Orthodox Christians believe that the teachings of their Church are those of the very first Apostles and disciples of our Saviour. These teachings have been handed down through successive generations to our own day. Some were recorded in the Scriptures and the other writings of Christian teachers; others have been handed down by oral tradition, or enshrined in the prayers, hymns and ceremonies of the Church. In Greek the word Orthodoxia means 'correct praise' or 'correct teaching'. And the teaching of the Church and her worship are very closely interwoven. If you attentively follow the prayers and services of the Church, you can learn from them all her teachings and rich spiritual experience.

The services trace their beginnings back to the Old Testament rites of the Hebrews. They are a treasury of Scripture readings, prayers, psalms, hymns and canons composed by the Saints and pious Christians throughout the ages. Through them we are nourished spiritually and instructed in the ways of the Lord.

The Orthodox Church regards her unchanging Faith as a rich treasure, of which she is the custodian. Thus when in the eleventh century, the Roman Church (which hitherto had been Orthodox) added to the Creed, and began to insist on novel doctrines concerning the supremacy of the Pope, the Orthodox Christians of the East felt that Rome and her followers had betrayed their sacred charge and were no longer faithful custodians of the faith. This brought about the Great Schism which is conventionally dated as 1054 A.D., from which time the Roman Catholic Church began to live separately from Orthodoxy. Drifting further from its origins, the Western church was then further fragmented by the Protestant Reformation.

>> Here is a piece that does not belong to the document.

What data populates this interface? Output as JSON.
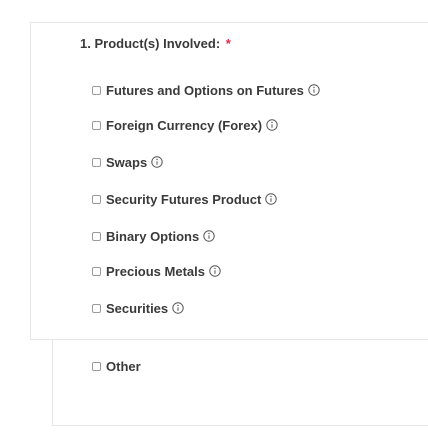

Historically the different attitudes of the Orthodox Christians, the Roman Catholics and the Protestants to the Faith may be likened to three people given custody of a beautiful painting. The first, the Orthodox, cares for it, ensures that it is clean, well lighted and kept in conditions such that it  will retain its original beauty. The second, the Roman Catholic, re-colours parts, adds details and adornments, which though they seem appropriate to him actually mar the original. The third, the Protestant, is no longer able to see the original beauty but realises that certain details have been changed. He strives to correct this, but having never seen the original and having nothing else to guide him, he has only his personal opinion. He also disfigures the picture, by cleaning off even some of the original painting.

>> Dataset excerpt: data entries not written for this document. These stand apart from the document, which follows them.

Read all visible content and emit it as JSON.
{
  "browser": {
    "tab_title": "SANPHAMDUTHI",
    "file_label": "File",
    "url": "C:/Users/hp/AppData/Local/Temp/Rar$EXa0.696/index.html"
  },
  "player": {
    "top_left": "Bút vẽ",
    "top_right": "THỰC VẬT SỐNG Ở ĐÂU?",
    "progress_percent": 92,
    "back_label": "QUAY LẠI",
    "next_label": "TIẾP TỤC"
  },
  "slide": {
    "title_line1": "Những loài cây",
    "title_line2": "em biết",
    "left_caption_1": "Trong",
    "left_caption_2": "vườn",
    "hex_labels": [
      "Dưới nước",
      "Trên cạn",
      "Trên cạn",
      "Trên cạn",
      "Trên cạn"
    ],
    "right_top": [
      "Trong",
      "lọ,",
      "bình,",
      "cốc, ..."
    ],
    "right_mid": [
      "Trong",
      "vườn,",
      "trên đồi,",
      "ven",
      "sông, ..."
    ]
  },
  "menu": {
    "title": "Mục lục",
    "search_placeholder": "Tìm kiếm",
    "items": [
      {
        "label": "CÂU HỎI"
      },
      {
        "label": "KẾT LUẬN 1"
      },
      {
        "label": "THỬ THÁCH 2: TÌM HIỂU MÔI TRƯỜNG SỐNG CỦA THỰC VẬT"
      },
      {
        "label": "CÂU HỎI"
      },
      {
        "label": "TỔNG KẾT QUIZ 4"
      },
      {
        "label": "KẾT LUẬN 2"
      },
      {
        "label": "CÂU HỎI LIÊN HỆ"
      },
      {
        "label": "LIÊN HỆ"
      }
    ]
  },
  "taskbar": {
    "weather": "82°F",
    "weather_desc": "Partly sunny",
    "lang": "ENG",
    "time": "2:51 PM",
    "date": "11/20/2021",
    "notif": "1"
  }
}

After the schism of the Roman Church, Orthodoxy was largely confined to the countries of the Balkan Peninsula, Eastern Europe, Asia Minor and the Middle East. However the Russian Orthodox Church, in particular, sent missions across Siberia and into China and Japan, and even to North America. At the beginning of this century, many Orthodox Christians also began to emigrate to the West, and their numbers were greatly augmented by the exodus of refugees from Russia after the Bolshevik Revolution of 1917. Today there are Orthodox Christians of many ethnic backgrounds living in most of the countries of the West, and they are increasingly being joined by numbers of Westerners seeking the haven of Christ's truth.